Odczucie zimnych stóp i dłoni czy problemy z pamięcią mogą być skutkiem sposobu, w jaki oddychamy. O tym, jak oddech może powodować (a także naprawiać!) bałagan w ciele oraz w emocjach, dowiesz się z trzeciego odcinka cyklu rozmów Agnieszki Rostkowskiej z trenerką oddechu Sandrą Osipiuk-Sienkiewicz.
Czytaj również pierwszy odcinek cyklu: Wyoddychaj sobie zdrowie
Czytaj również drugi odcinek cyklu: Wyoddychaj sobie spokój
Agnieszka Rostkowska: Jogini czy inni adepci wschodnich systemów uważają, że każdy człowiek rodzi się z określoną liczbą oddechów i długość jego życia zależy od tego, jak szybko je wykorzysta. Czy zachodnia nauka potwierdza, że im wolniej oddychamy, tym lepiej?
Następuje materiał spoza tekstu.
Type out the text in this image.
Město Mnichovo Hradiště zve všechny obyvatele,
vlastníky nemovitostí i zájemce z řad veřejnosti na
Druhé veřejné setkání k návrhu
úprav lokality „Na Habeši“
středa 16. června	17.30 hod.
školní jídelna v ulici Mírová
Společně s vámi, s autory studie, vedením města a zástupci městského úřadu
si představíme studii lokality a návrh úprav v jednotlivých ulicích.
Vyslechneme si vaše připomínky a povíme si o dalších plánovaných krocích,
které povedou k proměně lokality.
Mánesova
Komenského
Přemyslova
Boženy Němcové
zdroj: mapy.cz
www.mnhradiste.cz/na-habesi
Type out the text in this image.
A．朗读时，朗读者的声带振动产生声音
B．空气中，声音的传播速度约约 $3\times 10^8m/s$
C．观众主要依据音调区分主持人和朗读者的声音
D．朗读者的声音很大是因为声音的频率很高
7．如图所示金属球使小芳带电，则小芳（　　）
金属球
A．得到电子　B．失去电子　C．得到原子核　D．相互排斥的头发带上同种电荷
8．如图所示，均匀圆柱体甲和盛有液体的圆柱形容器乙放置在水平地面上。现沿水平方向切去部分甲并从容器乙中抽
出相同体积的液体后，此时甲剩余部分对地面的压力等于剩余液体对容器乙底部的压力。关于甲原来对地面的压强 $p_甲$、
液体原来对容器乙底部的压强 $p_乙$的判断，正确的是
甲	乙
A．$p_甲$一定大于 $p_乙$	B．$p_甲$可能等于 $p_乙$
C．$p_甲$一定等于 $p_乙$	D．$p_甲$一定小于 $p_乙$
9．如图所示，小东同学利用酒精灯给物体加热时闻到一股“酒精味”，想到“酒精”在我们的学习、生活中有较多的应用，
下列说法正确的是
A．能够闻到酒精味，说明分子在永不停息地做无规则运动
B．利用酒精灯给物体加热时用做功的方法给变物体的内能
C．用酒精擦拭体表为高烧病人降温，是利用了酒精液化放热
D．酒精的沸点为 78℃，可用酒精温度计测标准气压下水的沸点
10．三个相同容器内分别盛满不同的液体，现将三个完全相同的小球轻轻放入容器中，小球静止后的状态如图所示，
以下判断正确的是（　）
Sandra Osipiuk-Sienkiewicz: Norma medyczna zakresu częstotliwości oddychania jest szeroka: od 10 do 20 oddechów na minutę. To dlatego, że oddech musi odpowiedzieć na aktualne zapotrzebowanie metaboliczne, emocjonalne i czynnościowe, a więc na to, czym się zajmujemy oraz jaki tryb życia prowadzimy. A to jest bardzo indywidualne. Natomiast kiedy dążymy do stanu głębokiego relaksu, za najkorzystniejszą uznaje się częstotliwość około sześciu oddechów na minutę.